Why do people latch onto the superficial aspects of other startups? - timmm
1.	Startup names are becoming annoyingly standardized. You basically take a word that relates to your industry then ad –ly or instead turn it into a verb by adding –ify at the end. Yet these aspects are completely independent of the startup’s success. Instead why don’t people try and come up with a name that is short, easy to remember, intuitive to spell, and descriptive of what the company is about. That might actually affect your success as a startup.<p>2.	FORGET VIRALITY! When I was a freshman in college I uploaded a video to youtube that received 20k views in a week and millions by the months end. I got calls from all the major “funny video” websites and ended up selling to collegehumor.com (~$400), which was a mistake since a week later I got a call from ABC who was interested and offered 3k. The point is the more viral you are the more prone you are to fizzle out faster. The whole ordeal lasted less than a few months. IMO “Virality” and virality coefficients are a waste of time if you want to actually build a business. Spend the time you would improving your viral score and build a better/more useful product.<p>3.	Do you really need a mobile app? There are plenty of industries in which a mobile app would serve no purpose except wasting the time and resources of the developers.<p>4.	A/B testing is a waste of time. Instead use that time building a better product! Craigslist/Google, for instance, has barely changed any of their layout/design. Good developers spend time improving their core product  and doing things that are important/matter, not testing the effectiveness of different font colors.<p>a.	Does design/brand image (logo) even have any effect on success?<p>Cliffs: If you are going to copy another company at least copy the parts that attributed to their success. 
//rant
======
nostrademons
"A/B testing is a waste of time. Instead use that time building a better
product!
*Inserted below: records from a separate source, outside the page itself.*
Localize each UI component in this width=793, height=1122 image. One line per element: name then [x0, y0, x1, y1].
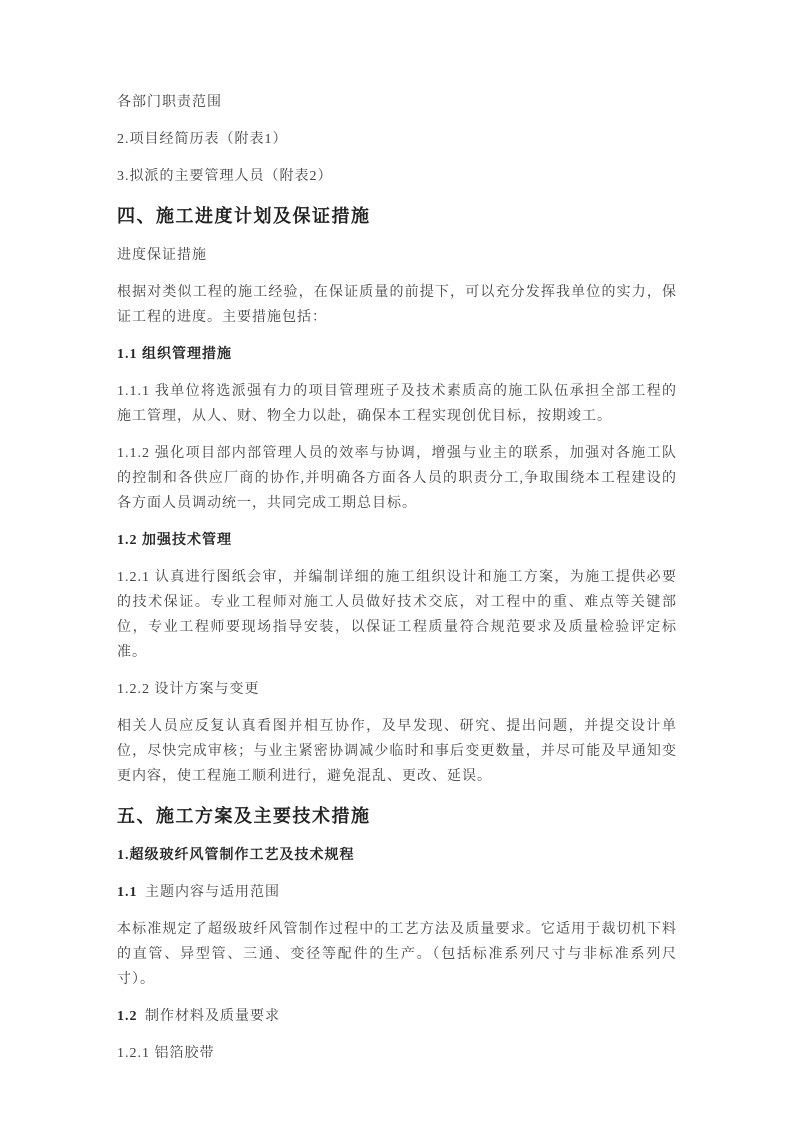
para-1-2-2-design-change-title: 1.2.2 设计方案与变更 [117, 677, 677, 702]
para-1-1-2-coordination: 1.1.2 强化项目部内部管理人员的效率与协调，增强与业主的联系，加强对各施工队… [117, 441, 677, 516]
document-body: { "page": { "background_color": "#ffffff… [0, 0, 793, 1122]
para-1-2-1-drawing-review: 1.2.1 认真进行图纸会审，并编制详细的施工组织设计和施工方案，为施工提供必要… [117, 565, 677, 665]
heading-1-2-materials-quality: 1.2 制作材料及质量要求 [117, 1004, 677, 1029]
heading-number: 1.2 [117, 1009, 138, 1024]
heading-1-2-tech-management: 1.2 加强技术管理 [117, 528, 677, 553]
para-department-duties: 各部门职责范围 [117, 90, 677, 115]
heading-text: 制作材料及质量要求 [141, 1009, 281, 1024]
heading-text: 主题内容与适用范围 [141, 885, 281, 900]
document-page: 各部门职责范围 2.项目经简历表（附表1） 3.拟派的主要管理人员（附表2） 四… [0, 0, 793, 1122]
para-design-change-detail: 相关人员应反复认真看图并相互协作，及早发现、研究、提出问题，并提交设计单位，尽快… [117, 714, 677, 789]
para-management-staff-table: 3.拟派的主要管理人员（附表2） [117, 164, 677, 189]
heading-1-1-scope: 1.1 主题内容与适用范围 [117, 880, 677, 905]
para-1-1-1-project-team: 1.1.1 我单位将选派强有力的项目管理班子及技术素质高的施工队伍承担全部工程的… [117, 379, 677, 429]
para-1-2-1-aluminum-foil-tape: 1.2.1 铝箔胶带 [117, 1041, 677, 1066]
para-schedule-guarantee-title: 进度保证措施 [117, 243, 677, 268]
heading-1-1-org-management: 1.1 组织管理措施 [117, 342, 677, 367]
para-standard-scope: 本标准规定了超级玻纤风管制作过程中的工艺方法及质量要求。它适用于裁切机下料的直管… [117, 917, 677, 992]
heading-1-duct-process-regulation: 1.超级玻纤风管制作工艺及技术规程 [117, 843, 677, 868]
heading-number: 1.1 [117, 885, 138, 900]
heading-section-5-construction-scheme: 五、施工方案及主要技术措施 [117, 801, 677, 831]
para-schedule-overview: 根据对类似工程的施工经验，在保证质量的前提下，可以充分发挥我单位的实力，保证工程… [117, 280, 677, 330]
heading-section-4-schedule-plan: 四、施工进度计划及保证措施 [117, 201, 677, 231]
para-project-resume-table: 2.项目经简历表（附表1） [117, 127, 677, 152]
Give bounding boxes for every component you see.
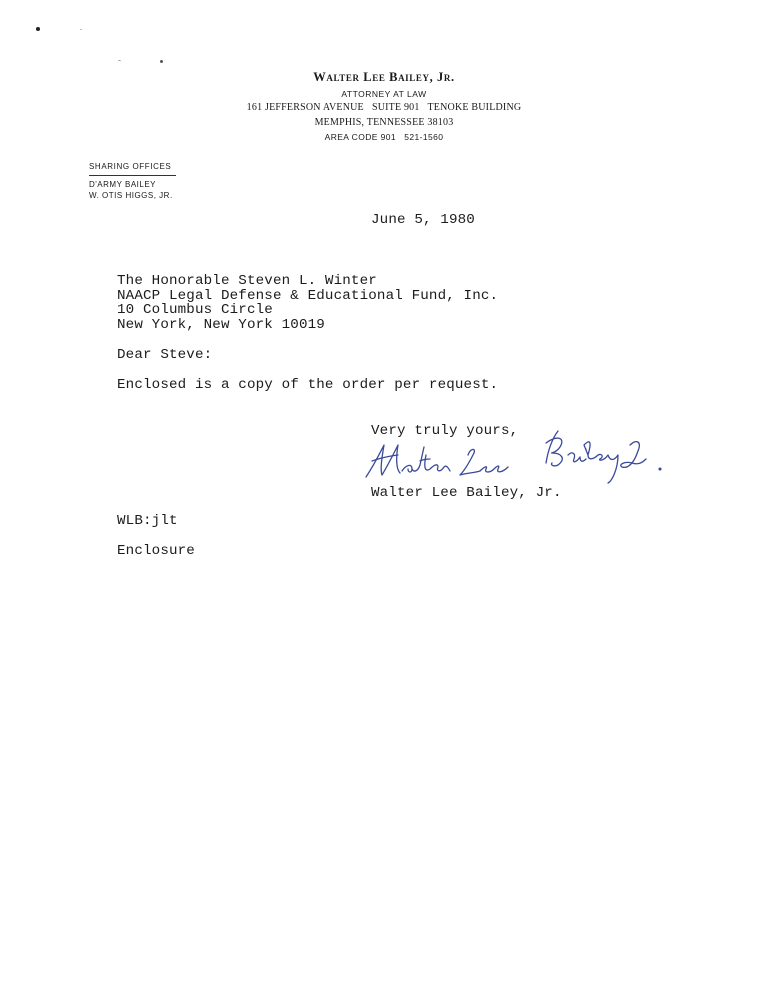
letterhead-city: MEMPHIS, TENNESSEE 38103 — [0, 117, 768, 128]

Craigslist/Google, for instance, has barely changed any of their
layout/design."

Oh, if you only knew...

I have first-hand experience with many of the changes to the Google search
results page since the last "noticeable" visual redesign last May. I can think
of a dozen or so purely layout & CSS changes that have gone live since then. I
bet you didn't notice any of them.

------
Detrus
Nice rant. A/B testing helped a few products take off that would otherwise be
lost in obscurity, but yea it's easy to fall into the obsession. It's one of
those traps to keep yourself busy and avoid thinking. Mobile apps are similar.

Google founders wanted to make it a portal, have calendars, weather, top news
on the search page, but Merissa said no. Google's initial success was probably
from short loading times on 56K modems, not search results. Might be why they
tout how quickly Chrome can load pages. A/B testers rarely test dramatically
different pages, like a portal vs search box only. You need a vision or theory
to do that.

------
jayzee
umm... Yeah ok. But you are off base on A/B. We got a 5x conversion based on
text changes that we made. Same great product that users love.